This I Believe

Gordon - Boulder, Colorado
Entered on April 9, 2007
Age Group: 50 - 65
Themes: atheism

I believe it is just as imperative for an atheist to live a moral, ethical life

as it for a religious believer. Perhaps even more so.

My father was a devout Methodist, and I went to Sunday school, and learned there

was one God who had created the Earth and given us a moral code to live by. My

mother was an agnostic, which she defined as believing in a supreme being but

not in any organized form of religion. She did not say the Lord’s Prayer, but

she lived her life according to the ten commandments.

Later, at school, I learned there were many different religions, each claiming

to have received their moral and ethical code from the One True God. But, which

of these gods was God with a capital G. If they were all just manifestations of

The One, then why were their codes of conduct and other beliefs different?

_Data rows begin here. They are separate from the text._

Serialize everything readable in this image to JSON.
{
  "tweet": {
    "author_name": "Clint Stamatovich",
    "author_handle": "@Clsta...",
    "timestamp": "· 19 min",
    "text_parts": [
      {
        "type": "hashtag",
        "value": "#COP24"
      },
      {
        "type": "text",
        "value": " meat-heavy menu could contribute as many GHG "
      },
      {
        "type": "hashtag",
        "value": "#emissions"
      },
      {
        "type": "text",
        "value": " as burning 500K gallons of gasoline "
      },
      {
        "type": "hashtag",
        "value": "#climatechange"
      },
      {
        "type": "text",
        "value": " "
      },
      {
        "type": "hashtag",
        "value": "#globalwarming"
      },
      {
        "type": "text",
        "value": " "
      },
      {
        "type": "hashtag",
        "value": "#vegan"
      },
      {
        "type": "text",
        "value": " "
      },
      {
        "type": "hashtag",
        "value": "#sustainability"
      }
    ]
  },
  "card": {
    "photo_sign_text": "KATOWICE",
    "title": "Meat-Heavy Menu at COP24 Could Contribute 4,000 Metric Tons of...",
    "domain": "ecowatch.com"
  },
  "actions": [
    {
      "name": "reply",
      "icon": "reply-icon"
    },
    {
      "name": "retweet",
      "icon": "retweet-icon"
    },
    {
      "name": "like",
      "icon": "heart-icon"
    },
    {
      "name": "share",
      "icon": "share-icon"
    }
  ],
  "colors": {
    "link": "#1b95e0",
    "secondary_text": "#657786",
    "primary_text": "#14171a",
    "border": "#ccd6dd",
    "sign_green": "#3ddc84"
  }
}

Then I learned about evolution- survival of the fittest. Here was an alternative

to the creation myth story I had heard in Sunday school. But the “fang and

claw”, food-chain survival of schoolboy Darwinism did not seem to jive with

anything like the ten commandments. Just the opposite- it seemed to indicate you

should strive to be top dog no matter the consequences to anyone around you.

That was the way to make sure your genes survived. No golden rule, just Darwin’s


I also learned about “memes”, a word parallel to “genes”, but describing ideas

that appear to want to preserve themselves, every bit as much as genes appear to

be using us to preserve themselves. Some memes can be good, some bad. But memes,

like genes, can persist for a very long time if they have a survival advantage.

Later I learned evolution is infiniteley more subtle and wide reaching than I

ever imagined. I came to believe that the best moral and ethical principles of

religion are distilled out of what people noticed made evolutionary sense. “Love

thy neighbor” can be read as “protect thy neighbors genes”. After all, our

nearest neighbors and relatives are nearly identical to us genetically- so

preserving their genes protects most of ours.

By collecting such observations, there arose a code of conduct, transmitted

verbally, but with a survival advantage, based on evolutionary underpinnings.

Inevitably this became entwined with one or another creation myth, giving rise

to a powerul meme, which we call a religion. The observation that religions that

appear to have risen indepenedently have some of the same codes of conduct could

just as easily indicate an evolutionary survival advantage for this behavior, as

it could indicate they came from one God.

So if you are an atheist, and believe in evolution, I believe you should live

your life morally and ethically pretty much according to the best of the codes

of conduct of religion. Because, in doing so, you are likely to participate in

behaviors advantageous to the survival of your genes. By explaining religion as

a meme, there is no need to invoke a supreme being. But, ironically, I believe

you should live your life as if there were one!